A Georgia monument known as the Georgia Guidestones that was erected in 1979 in Elberton County, Georgia, dubbed as “America’s Stonehenge” for its mysterious origins and prophetic etchings was partially destroyed on Wednesday morning in an explosion that led to its demolition.
According to the Georgia Bureau of Investigation, a preliminary investigation revealed that “unknown individuals detonated an explosive device” around 4 a.m. Wednesday that destroyed the Georgia Guidestones monument. The monument was later demolished “for safety reasons,” leaving a pile of wreckage.
Just after 4 a.m., a strong explosion was captured on surveillance video shattering one panel. The video of a silver sedan departing the monument was also made public by the investigators. It was posted by the agency on Twitter.

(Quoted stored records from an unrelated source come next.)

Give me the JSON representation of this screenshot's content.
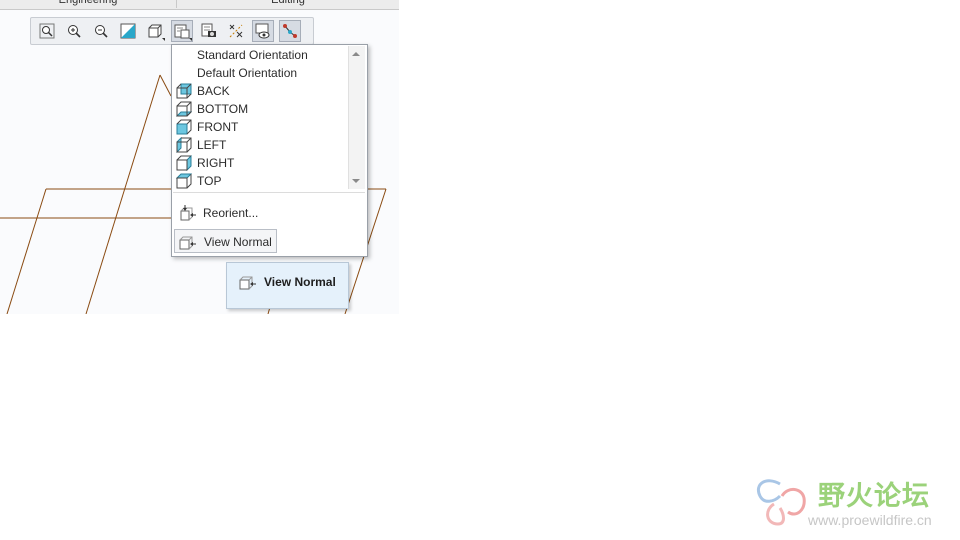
{
  "tabs": [
    "Engineering",
    "Editing"
  ],
  "toolbar": {
    "buttons": [
      {
        "name": "refit-icon",
        "active": false
      },
      {
        "name": "zoom-in-icon",
        "active": false
      },
      {
        "name": "zoom-out-icon",
        "active": false
      },
      {
        "name": "repaint-icon",
        "active": false
      },
      {
        "name": "display-style-icon",
        "active": false
      },
      {
        "name": "saved-orientations-icon",
        "active": true
      },
      {
        "name": "view-manager-icon",
        "active": false
      },
      {
        "name": "datum-display-icon",
        "active": false
      },
      {
        "name": "spin-center-icon",
        "active": false
      },
      {
        "name": "annotation-display-icon",
        "active": true
      }
    ]
  },
  "orientation_menu": {
    "items": [
      {
        "label": "Standard Orientation",
        "icon": ""
      },
      {
        "label": "Default Orientation",
        "icon": ""
      },
      {
        "label": "BACK",
        "icon": "cube-back-icon"
      },
      {
        "label": "BOTTOM",
        "icon": "cube-bottom-icon"
      },
      {
        "label": "FRONT",
        "icon": "cube-front-icon"
      },
      {
        "label": "LEFT",
        "icon": "cube-left-icon"
      },
      {
        "label": "RIGHT",
        "icon": "cube-right-icon"
      },
      {
        "label": "TOP",
        "icon": "cube-top-icon"
      }
    ],
    "reorient_label": "Reorient...",
    "view_normal_label": "View Normal"
  },
  "tooltip": {
    "label": "View Normal"
  },
  "watermark": {
    "text_cn": "野火论坛",
    "url": "www.proewildfire.cn"
  },
  "colors": {
    "wireframe": "#8a4b12",
    "accent": "#2aa7c9",
    "tooltip_bg": "#e5f1fb"
  }
}
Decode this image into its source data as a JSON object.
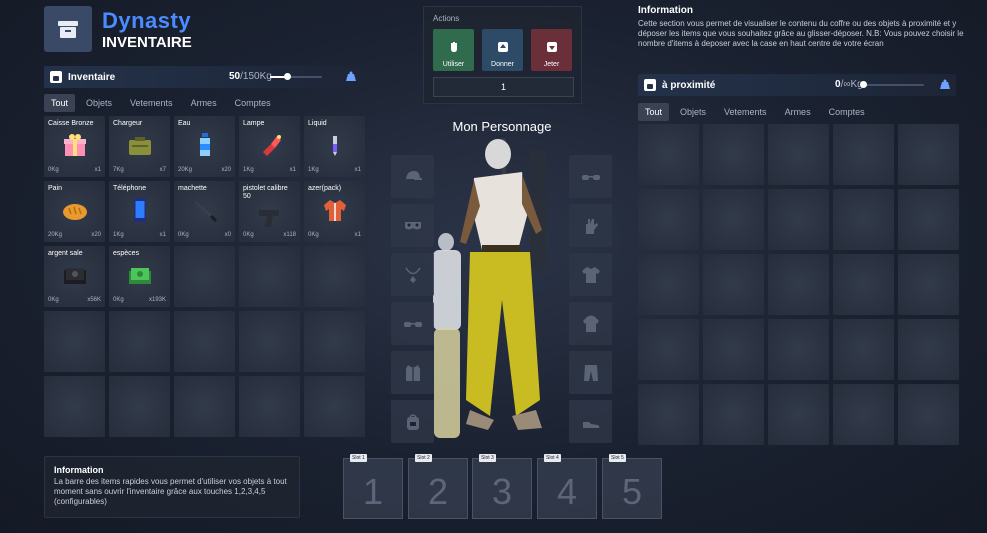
{
  "header": {
    "brand": "Dynasty",
    "subtitle": "INVENTAIRE",
    "logo_icon": "box-icon"
  },
  "inventory": {
    "title": "Inventaire",
    "weight_current": "50",
    "weight_max": "/150Kg",
    "weight_fraction": 0.33,
    "tabs": [
      "Tout",
      "Objets",
      "Vetements",
      "Armes",
      "Comptes"
    ],
    "active_tab": "Tout",
    "items": [
      {
        "name": "Caisse Bronze",
        "weight": "0Kg",
        "qty": "x1",
        "icon": "gift-icon"
      },
      {
        "name": "Chargeur",
        "weight": "7Kg",
        "qty": "x7",
        "icon": "ammo-box-icon"
      },
      {
        "name": "Eau",
        "weight": "20Kg",
        "qty": "x20",
        "icon": "water-bottle-icon"
      },
      {
        "name": "Lampe",
        "weight": "1Kg",
        "qty": "x1",
        "icon": "flashlight-icon"
      },
      {
        "name": "Liquid",
        "weight": "1Kg",
        "qty": "x1",
        "icon": "vial-icon"
      },
      {
        "name": "Pain",
        "weight": "20Kg",
        "qty": "x20",
        "icon": "bread-icon"
      },
      {
        "name": "Téléphone",
        "weight": "1Kg",
        "qty": "x1",
        "icon": "phone-icon"
      },
      {
        "name": "machette",
        "weight": "0Kg",
        "qty": "x0",
        "icon": "machete-icon"
      },
      {
        "name": "pistolet calibre 50",
        "weight": "0Kg",
        "qty": "x118",
        "icon": "pistol-icon"
      },
      {
        "name": "azer(pack)",
        "weight": "0Kg",
        "qty": "x1",
        "icon": "jacket-icon"
      },
      {
        "name": "argent sale",
        "weight": "0Kg",
        "qty": "x56K",
        "icon": "dirty-money-icon"
      },
      {
        "name": "espèces",
        "weight": "0Kg",
        "qty": "x193K",
        "icon": "cash-icon"
      }
    ]
  },
  "actions": {
    "label": "Actions",
    "use": "Utiliser",
    "give": "Donner",
    "drop": "Jeter",
    "quantity": "1"
  },
  "character": {
    "title": "Mon Personnage"
  },
  "equipment_left": [
    "cap-icon",
    "mask-icon",
    "necklace-icon",
    "glasses-icon",
    "vest-icon",
    "bag-icon"
  ],
  "equipment_right": [
    "sunglasses-icon",
    "gloves-icon",
    "tshirt-icon",
    "jacket-icon",
    "pants-icon",
    "shoes-icon"
  ],
  "nearby": {
    "title": "à proximité",
    "weight_current": "0",
    "weight_max": "/∞Kg",
    "tabs": [
      "Tout",
      "Objets",
      "Vetements",
      "Armes",
      "Comptes"
    ],
    "active_tab": "Tout"
  },
  "info_right": {
    "title": "Information",
    "text": "Cette section vous permet de visualiser le contenu du coffre ou des objets à proximité et y déposer les items que vous souhaitez grâce au glisser-déposer. N.B: Vous pouvez choisir le nombre d'items à deposer avec la case en haut centre de votre écran"
  },
  "info_left": {
    "title": "Information",
    "text": "La barre des items rapides vous permet d'utiliser vos objets à tout moment sans ouvrir l'inventaire grâce aux touches 1,2,3,4,5 (configurables)"
  },
  "hotbar": [
    {
      "label": "Slot 1",
      "number": "1"
    },
    {
      "label": "Slot 2",
      "number": "2"
    },
    {
      "label": "Slot 3",
      "number": "3"
    },
    {
      "label": "Slot 4",
      "number": "4"
    },
    {
      "label": "Slot 5",
      "number": "5"
    }
  ],
  "colors": {
    "accent": "#4a8cff",
    "use": "#2f6b4c",
    "give": "#2d4a66",
    "drop": "#6b2f3a"
  }
}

Chris Kubas, executive vice president of the Elbert Granite Association, after previous vandalism, video cameras stationed at the location were connected to the county’s emergency dispatch center.
The mysterious roadside attraction was constructed in 1980 using local granite at the request of an unidentified person or organization going by the alias R.C. Christian. The 240,000-pound granite slabs were known informally as Georgia Guidestones. The mysterious granite stones measure 19 feet in length. There were 10 guides inscribed in 8 languages or living in an “age of reason.”
The idea behind “America’s Stonehenge” was to keep the human population below 500 million in order to maintain a steady equilibrium with the natural world. For more than 40 years, they were visible in the area around Elberton before the explosion.
Katie McCarthy, who researches conspiracy theories for the Anti-Defamation League said, “That’s given the guidestones a sort of shroud of mystery around them because the identity and intent of the individuals who commissioned them is unknown, and so that has helped over the years to fuel a lot of speculation and conspiracy theories about the guidestones’ true intent.”